I don't remember how I came across this, but IEEE Spectrum (electrical engineering professional society journal) has a special feature this week called "Why Mars? Why Now?" with some 33 articles, features, and opinion pieces by a range of authors. With sections labeled Challenges, Business, Voyage, Strategy, Exploration, and Space Ambitions, this special feature covers a lot of ground. Articles include "Why a Manned Mission to Mars Seems as Far Away as Ever" (countered by an article "How to Go to Mars - Right Now!" by - you guessed it - Robert Zubrin - go Bob!), "Space is Risky Business" by Elon Musk (he should know), and "10 Favorite Mars Novels" by Kim Stanley Robinson (he should know). And many more, including an interview with Owen and Richard Garriott, father and son space travelers.
Great stuff, though I don't know how long the top level page will stay around since I've never looked at any IEEE special reports before (it's a generic "special-reports" URL), which is why I included some of the direct article links above. This may be a more permanent link, though it's hard to tell since I've had a lot of trouble accessing these articles for some reason (slow and/or very busy server?).
The upshot is that getting humans to Mars is a complex, multifaceted, interesting, and difficult problem, though opinions vary on just how difficult, with Robert Zubrin's "we have the technology - let's do it now" being the most optimistic (he's the president of the Mars Society, of which I am a card-carrying member).
There's also an opinion piece called "The Mars Challenge," by Dr. Leah H. Jamieson, an EE professor at Purdue University. She discusses how first year Purdue engineering students believe that sending people to Mars might be their generation's greatest technological legacy. Space can still inspire, and the long-run benefits of the original Space Race and of the Apollo program seem indisputable to me, more so in the people and the ventures it inspired than in the specific technologies, though there were many impressive and important "spin-offs."Like many other engineers and scientists of my generation, I was directly inspired by the space program of the 1960's to pursue a technical education and career, though I ended up an optical engineer rather than an aeronautical engineer and astronaut as I had planned in the sixth grade.

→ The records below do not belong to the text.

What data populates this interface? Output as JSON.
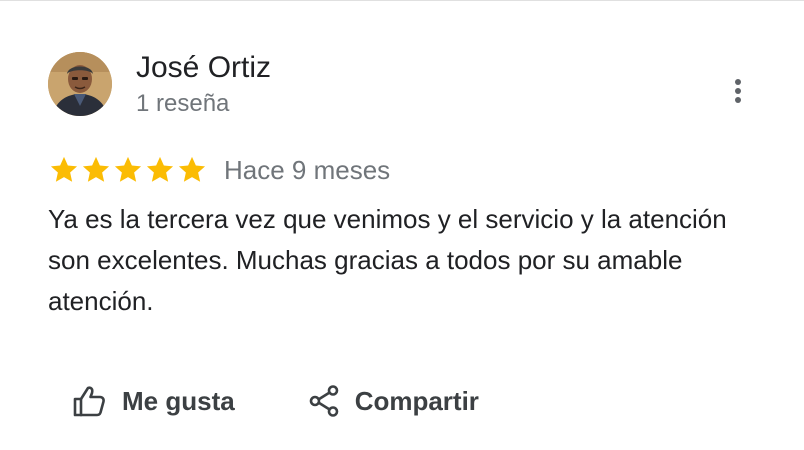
{
  "review": {
    "author_name": "José Ortiz",
    "author_meta": "1 reseña",
    "rating": 5,
    "max_rating": 5,
    "date": "Hace 9 meses",
    "text": "Ya es la tercera vez que venimos y el servicio y la atención son excelentes. Muchas gracias a todos por su amable atención."
  },
  "actions": {
    "like_label": "Me gusta",
    "share_label": "Compartir"
  },
  "icons": {
    "more": "more-vert-icon",
    "star": "star-icon",
    "like": "thumb-up-icon",
    "share": "share-icon"
  },
  "colors": {
    "star": "#fbbc04",
    "primary_text": "#202124",
    "secondary_text": "#70757a",
    "action_text": "#3c4043"
  }
}
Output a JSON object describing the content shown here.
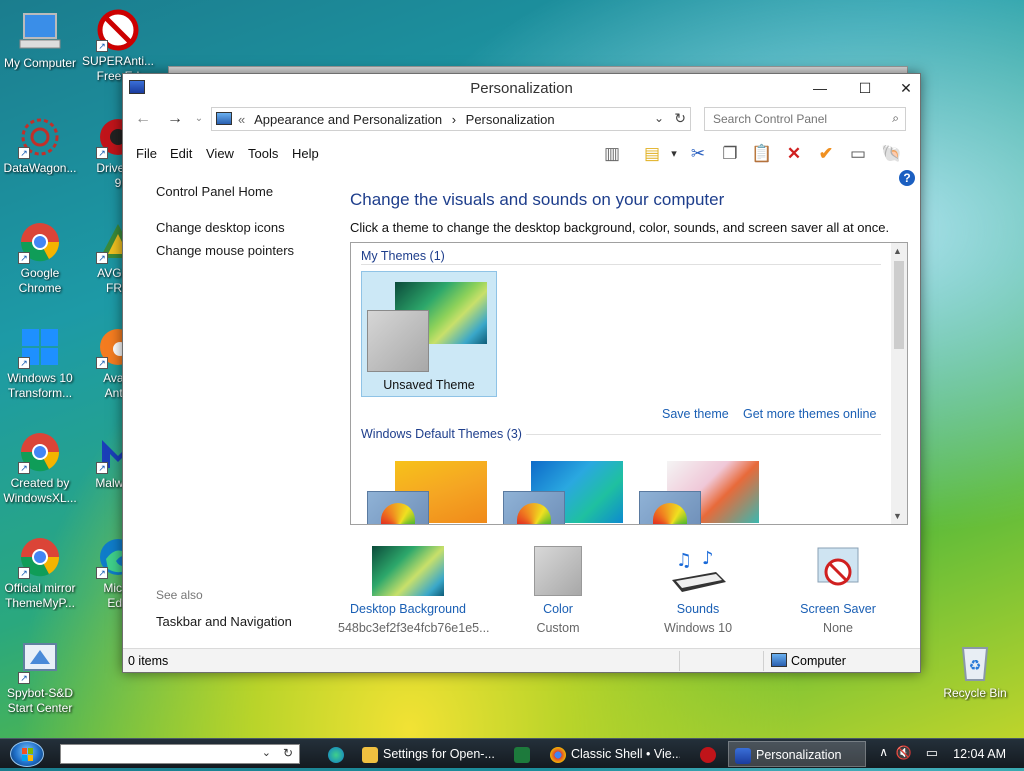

Could "energy" be the current or next generation's "Apollo program?" It's important enough, but I'm not so sure. I really think there is something magic about working to get people to another world. I know the Cold War was a big part of the Apollo program, and for Mars I would personally prefer that we do it cooperatively with other nations, not in competition. Maybe that's naive and a deal-breaker, I don't know. But I truly believe that a serious effort to get people to Mars sooner rather than later will reap great benefits in inspiration as well as in technology, jobs, and spin-offs. And who knows, maybe even peace. Yup, naive.